Here is a little background:
When I went to an event (non-church related) a couple of months ago, I had to step out of the line where I had been standing. A minute or so later I came back and reclaimed my spot and apologized to the man behind me for "cutting" back in line. He smiled and said, "You'll have to fight me for it." I laughed and said, "I'd win." That was the end of that exchange.
Then a month ago at my son's baptism, before it actually started, the bishop came up to me and introduced himself. I was sitting in the front row. My daughter was beside me, my parents were behind me, and my husband and son were going to sit on my other side, but were somewhere else at the moment. I dont know if anyone heard what the bishop said to me. So after he introduced himself, I told him I recognized him as the man behind me in line at that event. He said, "Wow, you'd think I'd remember such a gorgeous blonde!" I thought that was an odd thing to say, but didnt think much else of it. Then during the bishop's talk on baptism, he again referred to me as a gorgeous blonde in front of everyone, including my husband, our families, and the bishop's wife. I can't remember how he said it. How do you work in a comment like that in a baptism talk? It really surprised me and made me uncomfortable, but I brushed it off. After the baptism he came up to me and put his arm around my shoulder and thanked me for being there and told me that he is there for me if I ever need to talk. I wiggled free of his "embrace, said thanks, and walked away. That too made me uncomfortable, although the arm around the shoulder thing and his offer are not atypical Mormon male behavior. Afterward I mentioned these things to my husband and he said the bishop's comment had surprised him and made him uncomfortable as well. I didn't give this incident another thought until Tuesday evening when I received the text.
My heart jumped into my throat. Why does the bishop have my number? Why is he asking to come over when he knows my husband is out of town? HOW does he know he is out of town? He wants to see my cats?! He's a grown man with a family, a job, and a demanding calling and seeing my cats is on his to-do list? Not only that, but it's such a priority that he wouldnt wait to suggest it until my husband is home?

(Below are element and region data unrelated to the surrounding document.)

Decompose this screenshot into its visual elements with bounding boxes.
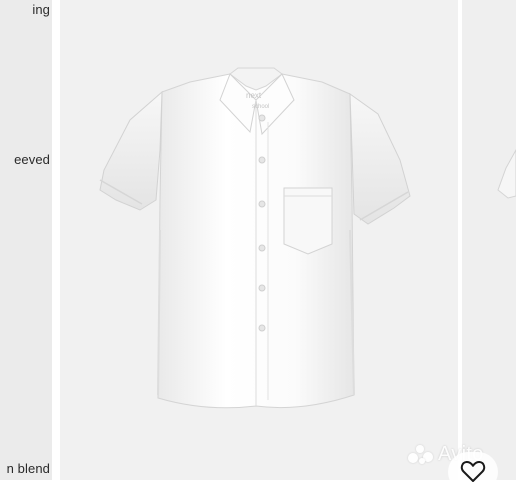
description-fragment: ing (32, 2, 50, 17)
shirt-image: next school (99, 67, 411, 409)
description-fragment: eeved (14, 152, 50, 167)
product-image-next[interactable] (462, 0, 516, 480)
left-description-panel: ing eeved n blend (0, 0, 52, 480)
product-image-main[interactable]: next school (60, 0, 458, 480)
gallery-gap (52, 0, 60, 480)
favorite-button[interactable] (448, 452, 498, 492)
heart-icon (460, 460, 486, 482)
collar-label-line: school (252, 104, 269, 110)
next-shirt-preview (497, 148, 516, 199)
collar-label-brand: next (246, 91, 262, 100)
description-fragment: n blend (6, 461, 50, 476)
avito-logo-icon (408, 443, 434, 465)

I didnt reply to it at all. I did call my husband. He agreed it was weird, but thought it a stretch to think it indicated anything other than good intentions. I reminded him of my real life experiences that are more of a stretch, but that are absolutely true. I asked him if he had shared personal info about me (see my bio
http://exmormon.org/phorum/read.php?3,1649683 ) with the bishop and he admitted that he had talked about expriences I had had with my dad, the counselors at BYU, and other "priesthood" holders as a way to illustrate part of why Im out of the church. The gorgeous comments, the arm around the shoulder, and the text are all strange standing alone but taken all together make me feel sick, especially in light of my previous experiences. Any man in his right mind would know better than to say what he said. But especially knowing my past, that is really idiotic and insensitive, if not downright predatory.

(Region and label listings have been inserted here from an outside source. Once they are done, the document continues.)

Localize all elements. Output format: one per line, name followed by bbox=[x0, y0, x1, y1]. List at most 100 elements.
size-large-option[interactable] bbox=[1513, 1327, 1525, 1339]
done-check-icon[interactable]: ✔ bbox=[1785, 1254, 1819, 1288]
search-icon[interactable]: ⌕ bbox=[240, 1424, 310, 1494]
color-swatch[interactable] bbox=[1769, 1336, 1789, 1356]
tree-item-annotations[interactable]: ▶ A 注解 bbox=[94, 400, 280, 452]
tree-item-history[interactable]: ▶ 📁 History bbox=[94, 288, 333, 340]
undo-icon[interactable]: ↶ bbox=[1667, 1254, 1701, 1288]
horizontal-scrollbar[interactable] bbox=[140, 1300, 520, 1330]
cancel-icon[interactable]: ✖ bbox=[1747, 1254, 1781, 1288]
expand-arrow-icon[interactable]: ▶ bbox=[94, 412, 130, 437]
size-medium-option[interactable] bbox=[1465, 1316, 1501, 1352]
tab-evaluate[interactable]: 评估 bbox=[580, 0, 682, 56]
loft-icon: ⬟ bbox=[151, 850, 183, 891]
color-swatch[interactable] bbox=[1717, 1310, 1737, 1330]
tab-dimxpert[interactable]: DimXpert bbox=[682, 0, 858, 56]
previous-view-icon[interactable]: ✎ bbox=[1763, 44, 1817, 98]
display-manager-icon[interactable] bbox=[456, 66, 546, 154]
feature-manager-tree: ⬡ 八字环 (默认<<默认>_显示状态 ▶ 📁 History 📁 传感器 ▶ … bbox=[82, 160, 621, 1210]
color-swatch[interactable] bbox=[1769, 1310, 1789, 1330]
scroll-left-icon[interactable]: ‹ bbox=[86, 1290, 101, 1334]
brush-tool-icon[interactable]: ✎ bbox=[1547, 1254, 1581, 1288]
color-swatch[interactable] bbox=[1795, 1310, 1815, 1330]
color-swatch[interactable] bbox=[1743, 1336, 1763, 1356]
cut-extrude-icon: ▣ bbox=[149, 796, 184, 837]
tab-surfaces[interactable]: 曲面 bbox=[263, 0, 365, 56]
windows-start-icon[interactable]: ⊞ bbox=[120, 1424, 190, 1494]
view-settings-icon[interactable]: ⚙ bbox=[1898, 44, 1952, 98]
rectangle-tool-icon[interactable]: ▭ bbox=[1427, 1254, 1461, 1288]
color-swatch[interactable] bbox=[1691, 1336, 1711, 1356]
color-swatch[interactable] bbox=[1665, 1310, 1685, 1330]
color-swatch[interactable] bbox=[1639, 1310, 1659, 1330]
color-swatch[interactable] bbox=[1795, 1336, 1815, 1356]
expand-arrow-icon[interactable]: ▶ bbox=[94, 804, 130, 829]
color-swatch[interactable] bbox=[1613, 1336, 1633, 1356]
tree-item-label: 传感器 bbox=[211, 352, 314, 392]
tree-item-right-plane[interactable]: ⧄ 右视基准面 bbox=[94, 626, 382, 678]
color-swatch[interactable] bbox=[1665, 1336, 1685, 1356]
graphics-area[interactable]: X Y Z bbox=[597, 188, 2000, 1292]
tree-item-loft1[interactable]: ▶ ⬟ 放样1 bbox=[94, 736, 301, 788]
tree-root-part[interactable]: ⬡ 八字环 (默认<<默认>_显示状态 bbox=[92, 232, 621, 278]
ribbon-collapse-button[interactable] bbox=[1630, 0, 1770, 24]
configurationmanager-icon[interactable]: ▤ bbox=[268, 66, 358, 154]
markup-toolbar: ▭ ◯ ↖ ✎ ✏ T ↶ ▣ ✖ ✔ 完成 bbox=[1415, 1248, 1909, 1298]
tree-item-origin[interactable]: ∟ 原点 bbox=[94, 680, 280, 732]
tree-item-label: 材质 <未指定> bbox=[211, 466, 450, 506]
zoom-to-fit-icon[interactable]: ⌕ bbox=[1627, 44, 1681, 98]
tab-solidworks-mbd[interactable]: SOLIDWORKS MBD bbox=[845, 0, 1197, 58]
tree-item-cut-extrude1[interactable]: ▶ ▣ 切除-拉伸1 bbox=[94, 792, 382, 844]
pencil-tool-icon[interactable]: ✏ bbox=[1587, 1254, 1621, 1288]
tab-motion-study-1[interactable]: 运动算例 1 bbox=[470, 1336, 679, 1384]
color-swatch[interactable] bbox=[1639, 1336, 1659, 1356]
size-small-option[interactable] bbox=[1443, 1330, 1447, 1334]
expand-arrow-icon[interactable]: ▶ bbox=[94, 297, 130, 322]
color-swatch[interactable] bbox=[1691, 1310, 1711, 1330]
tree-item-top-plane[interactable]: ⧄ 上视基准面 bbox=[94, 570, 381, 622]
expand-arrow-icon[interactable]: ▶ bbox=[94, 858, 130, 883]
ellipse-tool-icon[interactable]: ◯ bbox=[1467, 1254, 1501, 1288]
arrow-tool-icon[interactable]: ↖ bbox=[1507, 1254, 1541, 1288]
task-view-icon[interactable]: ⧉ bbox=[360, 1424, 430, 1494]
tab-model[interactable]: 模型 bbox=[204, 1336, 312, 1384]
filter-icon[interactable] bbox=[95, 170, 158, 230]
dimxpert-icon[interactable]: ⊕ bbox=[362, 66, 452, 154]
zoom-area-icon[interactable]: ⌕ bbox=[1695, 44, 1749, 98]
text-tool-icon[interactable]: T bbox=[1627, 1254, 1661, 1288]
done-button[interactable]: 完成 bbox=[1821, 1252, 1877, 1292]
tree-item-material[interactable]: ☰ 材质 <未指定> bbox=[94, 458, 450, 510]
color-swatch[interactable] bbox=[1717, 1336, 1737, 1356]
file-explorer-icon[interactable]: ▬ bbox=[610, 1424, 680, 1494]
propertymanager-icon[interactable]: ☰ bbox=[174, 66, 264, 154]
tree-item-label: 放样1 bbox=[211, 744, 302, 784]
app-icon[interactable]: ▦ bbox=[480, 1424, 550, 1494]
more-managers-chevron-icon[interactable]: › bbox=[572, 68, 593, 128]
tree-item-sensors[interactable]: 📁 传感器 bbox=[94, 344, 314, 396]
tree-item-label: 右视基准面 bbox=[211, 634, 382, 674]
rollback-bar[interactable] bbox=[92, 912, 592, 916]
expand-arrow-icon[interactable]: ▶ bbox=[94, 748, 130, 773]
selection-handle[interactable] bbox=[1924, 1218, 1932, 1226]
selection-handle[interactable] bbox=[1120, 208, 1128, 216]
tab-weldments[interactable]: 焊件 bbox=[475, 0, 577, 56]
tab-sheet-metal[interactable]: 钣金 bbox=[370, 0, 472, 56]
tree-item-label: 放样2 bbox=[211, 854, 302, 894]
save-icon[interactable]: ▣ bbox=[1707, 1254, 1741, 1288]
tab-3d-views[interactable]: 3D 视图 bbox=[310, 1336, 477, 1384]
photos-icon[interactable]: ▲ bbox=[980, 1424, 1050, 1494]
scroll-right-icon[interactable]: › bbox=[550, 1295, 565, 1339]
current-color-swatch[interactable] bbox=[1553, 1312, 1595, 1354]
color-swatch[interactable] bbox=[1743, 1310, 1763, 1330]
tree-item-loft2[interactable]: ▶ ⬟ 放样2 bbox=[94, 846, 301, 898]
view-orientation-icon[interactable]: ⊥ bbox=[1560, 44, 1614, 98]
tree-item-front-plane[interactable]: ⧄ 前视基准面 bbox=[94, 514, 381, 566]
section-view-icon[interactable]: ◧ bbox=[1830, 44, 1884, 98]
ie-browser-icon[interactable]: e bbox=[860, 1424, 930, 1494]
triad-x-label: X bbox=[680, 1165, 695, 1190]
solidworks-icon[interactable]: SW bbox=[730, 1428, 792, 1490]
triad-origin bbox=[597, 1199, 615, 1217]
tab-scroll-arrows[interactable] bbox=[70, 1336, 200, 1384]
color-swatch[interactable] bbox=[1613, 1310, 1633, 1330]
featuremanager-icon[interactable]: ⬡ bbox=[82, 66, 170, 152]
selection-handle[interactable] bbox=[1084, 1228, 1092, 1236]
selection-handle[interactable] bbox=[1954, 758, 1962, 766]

My mom called me today and I shared the story with her. She reacted predictably and defended him. His gorgeous comment in front of everyone was simply a nice compliment, not at all inappropriate. His somehow knowing Im alone and wanting to come over to see my cats isn't creepy at all, he's the bishop, his intentions are noble, the red flags are just an overreaction on my part. He was probably not planning on coming alone, Mormon men usually come in pairs. I told her only thing worse than one strange man in my home is a pair of strange men in my home! She told me that I need to leave the past and not let it affect my present. I told her that I have left the past behind (and the church, and all that other baggage) but that I will carry with me the lessons I have learned, such as that I should listen to my gut instinct. Besides, this incident IS in the present. It bothers me that she defended this behavior. She is so brainwashed.
This guy is either a complete idiot or a conniving pervert. Either way, not someone I want in my home or interviewing my children. I am going to let it go for now, however if he pushes it in any way, I will put him in his place and I will not be discreet about it.
Edited 1 time(s). Last edit at 05/19/2016 09:01PM by alisonwonderland.